To support nested tunnels, the outer tunnel must:
- Allow inner tunnel control messages to any destination. PPTP control uses TCP/1723, while IPsec control (IKE) typically uses UDP/500.
- Allow inner tunnel encapsulated data to any destination. PPTP uses GRE (protocol 47), while IPsec typically uses ESP (protocol 50).
Many IPsec products can be configured to do (1), but (2) is a bigger challenge. After consulting with a few colleagues, I have concluded that, while some VPN clients may officially support nested tunnels, most do not. Moreover, nesting is quite unlikely to work in a multi-vendor environment where you have a mixture of Microsoft and third-party clients hitting your WLAN VPN gateway. In other words, even if you can get this to work for one client like SecuRemote, you'll have a hard time getting it to work in general.
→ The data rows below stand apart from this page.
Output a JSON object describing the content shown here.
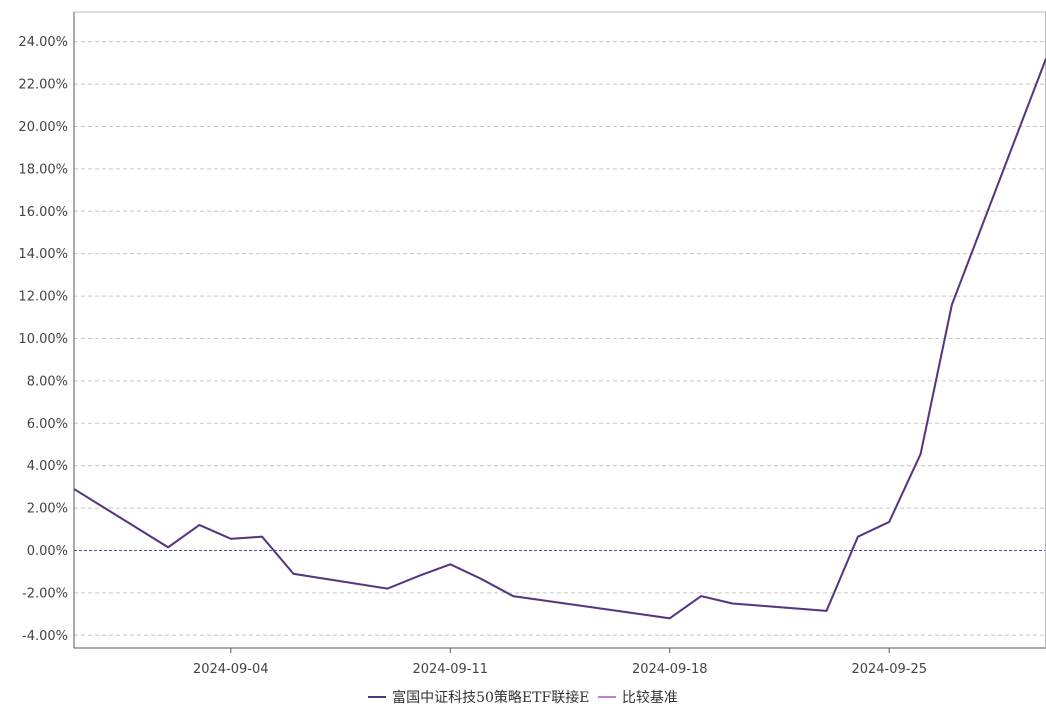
{
  "chart_data": {
    "type": "line",
    "x": [
      "2024-08-30",
      "2024-09-02",
      "2024-09-03",
      "2024-09-04",
      "2024-09-05",
      "2024-09-06",
      "2024-09-09",
      "2024-09-10",
      "2024-09-11",
      "2024-09-12",
      "2024-09-13",
      "2024-09-18",
      "2024-09-19",
      "2024-09-20",
      "2024-09-23",
      "2024-09-24",
      "2024-09-25",
      "2024-09-26",
      "2024-09-27",
      "2024-09-30"
    ],
    "x_ticks": [
      "2024-09-04",
      "2024-09-11",
      "2024-09-18",
      "2024-09-25"
    ],
    "y_ticks": [
      -4,
      -2,
      0,
      2,
      4,
      6,
      8,
      10,
      12,
      14,
      16,
      18,
      20,
      22,
      24
    ],
    "y_tick_labels": [
      "-4.00%",
      "-2.00%",
      "0.00%",
      "2.00%",
      "4.00%",
      "6.00%",
      "8.00%",
      "10.00%",
      "12.00%",
      "14.00%",
      "16.00%",
      "18.00%",
      "20.00%",
      "22.00%",
      "24.00%"
    ],
    "ylim": [
      -4.6,
      25.4
    ],
    "grid": true,
    "legend_position": "bottom",
    "series": [
      {
        "name": "富国中证科技50策略ETF联接E",
        "color": "#4b3a7a",
        "values": [
          2.9,
          0.15,
          1.2,
          0.55,
          0.65,
          -1.1,
          -1.8,
          -1.2,
          -0.65,
          -1.35,
          -2.15,
          -3.2,
          -2.15,
          -2.5,
          -2.85,
          0.65,
          1.35,
          4.55,
          11.6,
          23.2
        ]
      },
      {
        "name": "比较基准",
        "color": "#c77dd6",
        "values": [
          2.9,
          0.15,
          1.2,
          0.55,
          0.65,
          -1.1,
          -1.8,
          -1.2,
          -0.65,
          -1.35,
          -2.15,
          -3.2,
          -2.15,
          -2.5,
          -2.85,
          0.65,
          1.35,
          4.55,
          11.6,
          23.2
        ]
      }
    ]
  }
}
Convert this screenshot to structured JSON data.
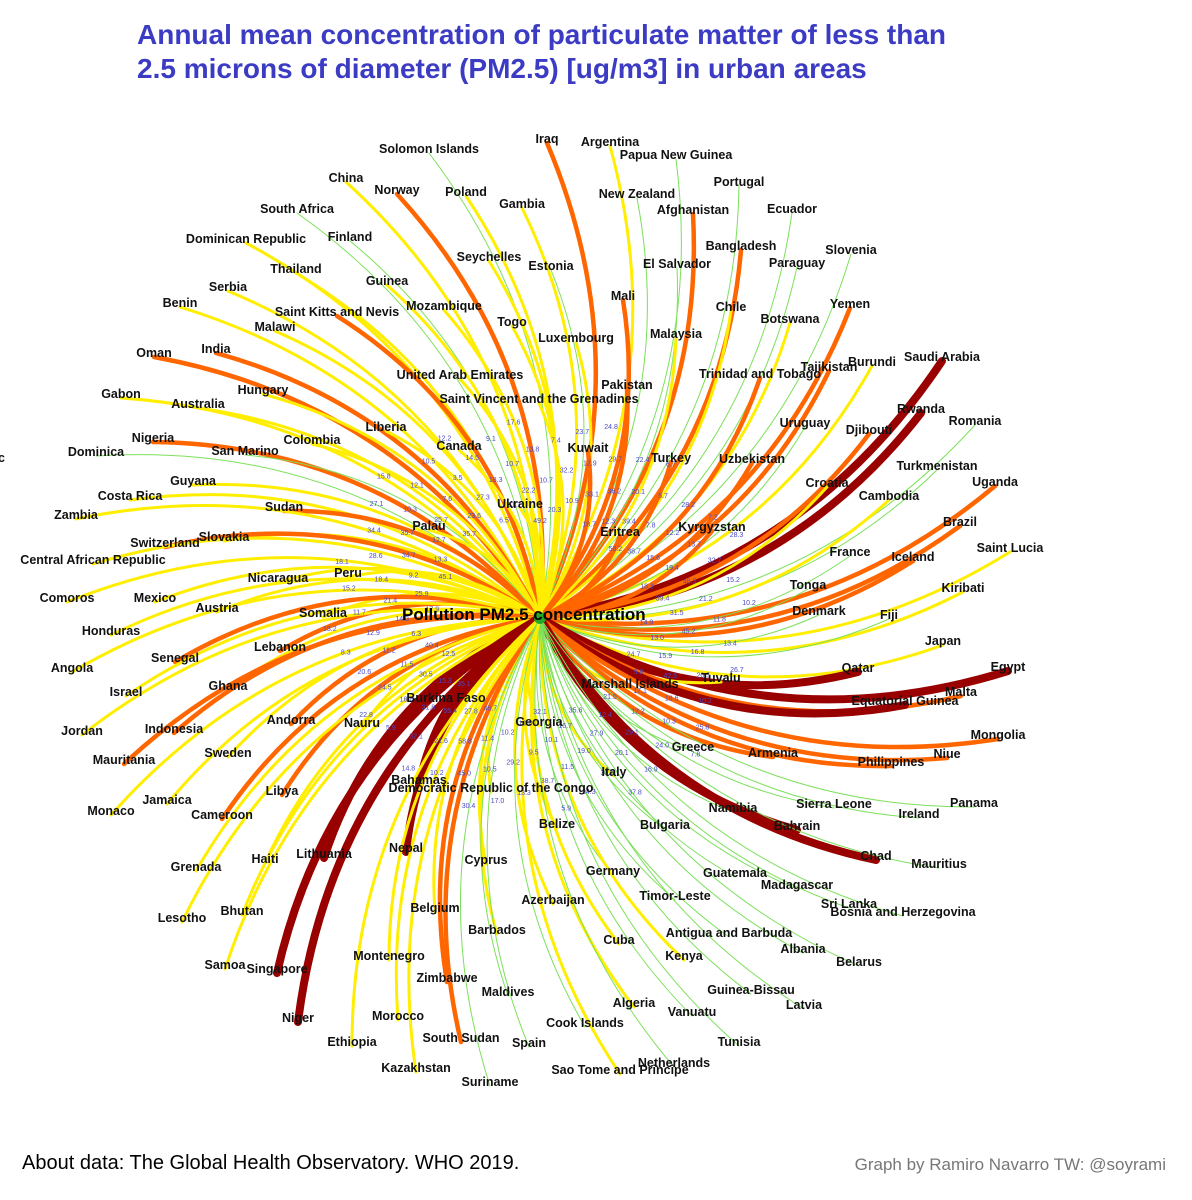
{
  "title_lines": [
    "Annual mean concentration of particulate matter of less than",
    "2.5 microns of diameter (PM2.5) [ug/m3] in urban areas"
  ],
  "center_label": "Pollution PM2.5 concentration",
  "source": "About data: The Global Health Observatory. WHO 2019.",
  "credit": "Graph by Ramiro Navarro TW: @soyrami",
  "colors": {
    "title": "#3b3bc4",
    "low": "#7ce05a",
    "mid": "#ffee00",
    "high": "#ff6600",
    "very_high": "#990000",
    "center_node": "#22aa22",
    "edge_label": "#4a4ac8"
  },
  "stray_label": "c",
  "countries": [
    "Iraq",
    "Argentina",
    "Solomon Islands",
    "Papua New Guinea",
    "China",
    "Norway",
    "Poland",
    "Portugal",
    "New Zealand",
    "Gambia",
    "Afghanistan",
    "Ecuador",
    "South Africa",
    "Dominican Republic",
    "Finland",
    "Bangladesh",
    "Slovenia",
    "Seychelles",
    "El Salvador",
    "Paraguay",
    "Thailand",
    "Estonia",
    "Guinea",
    "Serbia",
    "Mali",
    "Benin",
    "Mozambique",
    "Yemen",
    "Chile",
    "Saint Kitts and Nevis",
    "Togo",
    "Botswana",
    "Malawi",
    "Malaysia",
    "Luxembourg",
    "Oman",
    "India",
    "Burundi",
    "Saudi Arabia",
    "Tajikistan",
    "United Arab Emirates",
    "Trinidad and Tobago",
    "Pakistan",
    "Hungary",
    "Gabon",
    "Australia",
    "Saint Vincent and the Grenadines",
    "Rwanda",
    "Romania",
    "Uruguay",
    "Liberia",
    "Djibouti",
    "Nigeria",
    "Colombia",
    "Canada",
    "Kuwait",
    "Dominica",
    "San Marino",
    "Uzbekistan",
    "Turkey",
    "Turkmenistan",
    "Guyana",
    "Croatia",
    "Uganda",
    "Costa Rica",
    "Cambodia",
    "Sudan",
    "Ukraine",
    "Zambia",
    "Brazil",
    "Slovakia",
    "Palau",
    "Kyrgyzstan",
    "Eritrea",
    "Switzerland",
    "Saint Lucia",
    "Central African Republic",
    "France",
    "Iceland",
    "Nicaragua",
    "Peru",
    "Tonga",
    "Comoros",
    "Mexico",
    "Kiribati",
    "Austria",
    "Somalia",
    "Denmark",
    "Fiji",
    "Honduras",
    "Lebanon",
    "Senegal",
    "Japan",
    "Angola",
    "Ghana",
    "Qatar",
    "Egypt",
    "Tuvalu",
    "Israel",
    "Marshall Islands",
    "Malta",
    "Burkina Faso",
    "Equatorial Guinea",
    "Jordan",
    "Andorra",
    "Nauru",
    "Indonesia",
    "Georgia",
    "Mongolia",
    "Mauritania",
    "Sweden",
    "Greece",
    "Armenia",
    "Niue",
    "Philippines",
    "Bahamas",
    "Libya",
    "Democratic Republic of the Congo",
    "Italy",
    "Monaco",
    "Jamaica",
    "Sierra Leone",
    "Panama",
    "Cameroon",
    "Namibia",
    "Ireland",
    "Bahrain",
    "Belize",
    "Bulgaria",
    "Nepal",
    "Lithuania",
    "Haiti",
    "Chad",
    "Mauritius",
    "Cyprus",
    "Grenada",
    "Germany",
    "Guatemala",
    "Madagascar",
    "Sri Lanka",
    "Bosnia and Herzegovina",
    "Timor-Leste",
    "Azerbaijan",
    "Belgium",
    "Lesotho",
    "Bhutan",
    "Antigua and Barbuda",
    "Albania",
    "Barbados",
    "Cuba",
    "Belarus",
    "Samoa",
    "Singapore",
    "Montenegro",
    "Kenya",
    "Zimbabwe",
    "Guinea-Bissau",
    "Maldives",
    "Latvia",
    "Algeria",
    "Vanuatu",
    "Niger",
    "Morocco",
    "Cook Islands",
    "Tunisia",
    "Ethiopia",
    "South Sudan",
    "Spain",
    "Netherlands",
    "Kazakhstan",
    "Sao Tome and Principe",
    "Suriname"
  ],
  "edge_values": [
    "49.2",
    "10.7",
    "7.4",
    "20.3",
    "32.2",
    "23.7",
    "10.9",
    "12.9",
    "24.8",
    "33.1",
    "29.7",
    "18.7",
    "36.2",
    "22.4",
    "12.3",
    "20.1",
    "6.7",
    "39.4",
    "5.7",
    "58.2",
    "7.8",
    "28.2",
    "38.7",
    "12.2",
    "7.2",
    "15.6",
    "13.7",
    "28.3",
    "19.4",
    "32.7",
    "18.3",
    "46.5",
    "15.2",
    "39.4",
    "21.2",
    "10.2",
    "31.5",
    "11.8",
    "14.9",
    "45.2",
    "13.4",
    "13.0",
    "16.8",
    "26.7",
    "15.9",
    "20.5",
    "24.7",
    "42.5",
    "10.2",
    "9.8",
    "18.6",
    "25.8",
    "17.1",
    "10.3",
    "7.8",
    "12.2",
    "24.0",
    "21.5",
    "29.1",
    "16.9",
    "12.4",
    "20.1",
    "37.8",
    "27.9",
    "30.6",
    "35.6",
    "19.0",
    "24.3",
    "16.7",
    "11.5",
    "5.9",
    "10.1",
    "38.7",
    "32.1",
    "9.5",
    "13.3",
    "10.8",
    "29.2",
    "17.0",
    "10.2",
    "10.5",
    "30.4",
    "11.4",
    "45.0",
    "46.7",
    "58.8",
    "10.2",
    "27.8",
    "21.6",
    "14.8",
    "55.4",
    "32.1",
    "35.1",
    "31.8",
    "5.9",
    "15.3",
    "18.8",
    "22.8",
    "30.5",
    "24.5",
    "12.5",
    "11.5",
    "20.6",
    "40.4",
    "11.2",
    "8.3",
    "6.3",
    "12.9",
    "18.2",
    "14.3",
    "11.7",
    "17.9",
    "21.4",
    "15.2",
    "25.9",
    "18.4",
    "18.1",
    "9.2",
    "28.6",
    "45.1",
    "34.7",
    "34.4",
    "13.3",
    "35.7",
    "27.1",
    "12.7",
    "10.3",
    "15.8",
    "25.7",
    "12.1",
    "35.7",
    "7.6",
    "10.5",
    "23.6",
    "3.5",
    "12.2",
    "27.3",
    "14.5",
    "6.5",
    "18.3",
    "9.1",
    "11.1",
    "10.7",
    "17.6",
    "22.2",
    "13.8"
  ]
}
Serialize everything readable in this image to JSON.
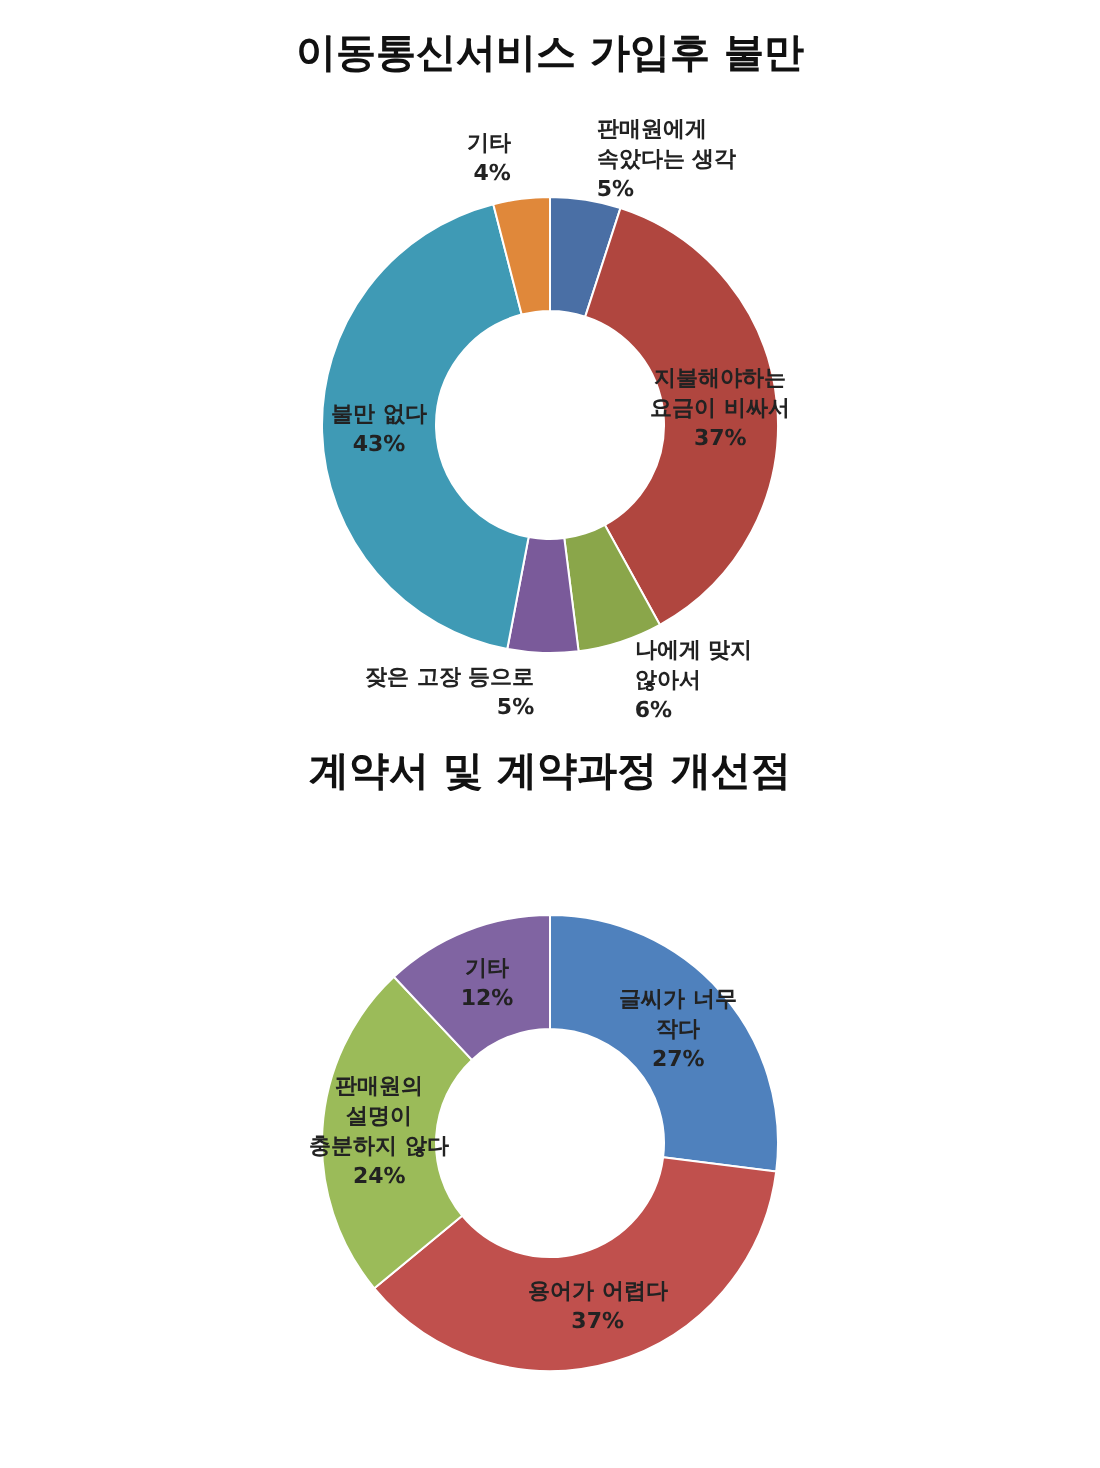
{
  "chart_data": [
    {
      "type": "donut",
      "title": "이동통신서비스 가입후 불만",
      "categories": [
        "판매원에게 속았다는 생각",
        "지불해야하는 요금이 비싸서",
        "나에게 맞지 않아서",
        "잦은 고장 등으로",
        "불만 없다",
        "기타"
      ],
      "values": [
        5,
        37,
        6,
        5,
        43,
        4
      ],
      "value_labels": [
        "5%",
        "37%",
        "6%",
        "5%",
        "43%",
        "4%"
      ],
      "colors": [
        "#4a6fa5",
        "#b0463f",
        "#8aa64a",
        "#7a5a9a",
        "#3f9ab5",
        "#e0883a"
      ],
      "legend": false
    },
    {
      "type": "donut",
      "title": "계약서 및 계약과정 개선점",
      "categories": [
        "글씨가 너무 작다",
        "용어가 어렵다",
        "판매원의 설명이 충분하지 않다",
        "기타"
      ],
      "values": [
        27,
        37,
        24,
        12
      ],
      "value_labels": [
        "27%",
        "37%",
        "24%",
        "12%"
      ],
      "colors": [
        "#4f81bd",
        "#c0504d",
        "#9bbb59",
        "#8064a2"
      ],
      "legend": false
    }
  ]
}
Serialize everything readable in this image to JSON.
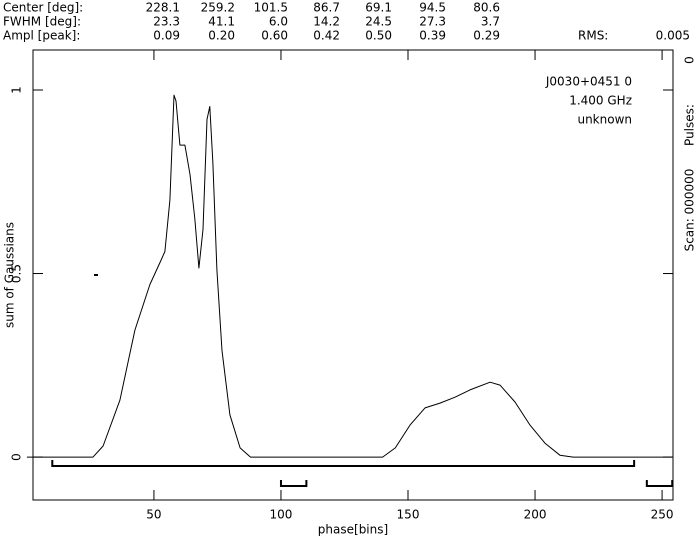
{
  "header": {
    "rows": [
      {
        "label": "Center [deg]:",
        "values": [
          "228.1",
          "259.2",
          "101.5",
          "86.7",
          "69.1",
          "94.5",
          "80.6"
        ]
      },
      {
        "label": "FWHM  [deg]:",
        "values": [
          "23.3",
          "41.1",
          "6.0",
          "14.2",
          "24.5",
          "27.3",
          "3.7"
        ]
      },
      {
        "label": "Ampl  [peak]:",
        "values": [
          "0.09",
          "0.20",
          "0.60",
          "0.42",
          "0.50",
          "0.39",
          "0.29"
        ]
      }
    ],
    "rms_label": "RMS:",
    "rms": "0.005"
  },
  "side": {
    "pulses_label": "Pulses:",
    "pulses": "0",
    "scan": "Scan: 000000"
  },
  "chart_data": {
    "type": "line",
    "xlabel": "phase[bins]",
    "ylabel": "sum of Gaussians",
    "annotations": [
      "J0030+0451 0",
      "1.400 GHz",
      "unknown"
    ],
    "color": "#000000",
    "x": [
      0,
      26,
      30,
      36.6,
      42.5,
      48.4,
      52.4,
      54.3,
      56.3,
      57.9,
      58.7,
      60.2,
      62.2,
      64.2,
      66.1,
      67.7,
      69.3,
      70.9,
      72,
      73.2,
      74.8,
      76.8,
      79.9,
      83.9,
      88,
      140,
      145,
      150.8,
      156.7,
      162.6,
      168.5,
      174.4,
      182.3,
      186.2,
      192.1,
      198,
      203.9,
      209.8,
      215,
      254
    ],
    "values": [
      0,
      0,
      0.03,
      0.155,
      0.346,
      0.47,
      0.53,
      0.56,
      0.7,
      0.986,
      0.97,
      0.85,
      0.85,
      0.77,
      0.65,
      0.515,
      0.62,
      0.92,
      0.955,
      0.8,
      0.51,
      0.29,
      0.115,
      0.025,
      0,
      0,
      0.025,
      0.087,
      0.134,
      0.147,
      0.163,
      0.183,
      0.204,
      0.196,
      0.15,
      0.087,
      0.038,
      0.005,
      0,
      0
    ],
    "windows": [
      [
        10,
        239
      ],
      [
        100,
        110
      ],
      [
        244,
        254
      ]
    ],
    "xlim": [
      2.4,
      254.3
    ],
    "ylim": [
      -0.117,
      1.109
    ],
    "xticks": [
      50,
      100,
      150,
      200,
      250
    ],
    "yticks": [
      0,
      0.5,
      1
    ]
  }
}
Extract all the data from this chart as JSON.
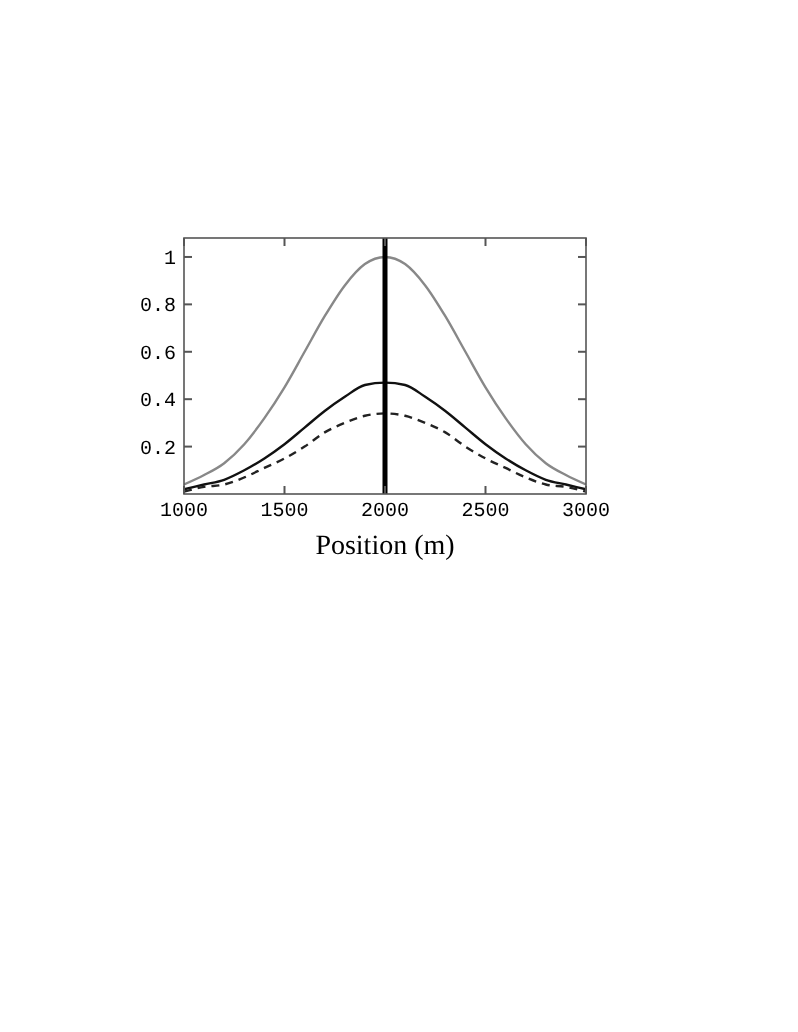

A better answer may be to support VPN pass-through for stations that need to reach distant VPN gateways. Firewalls and VPN gateways that support "VPN pass through" can permit outbound tunneled traffic to pass through NAT. Local VPN tunnels can still be terminated by your WLAN VPN gateway for your own users. To learn more about VPN pass-through and IPsec NAT traversal, see http://www.ietf.org/internet-drafts/draft-ietf-ipsec-nat-reqts-04.txt. In this configuration, you won't have nested tunnels - you'll have side-by-side tunnels, where each station is permitted to tunnel either to your local WLAN gateway OR to a distant VPN gateway.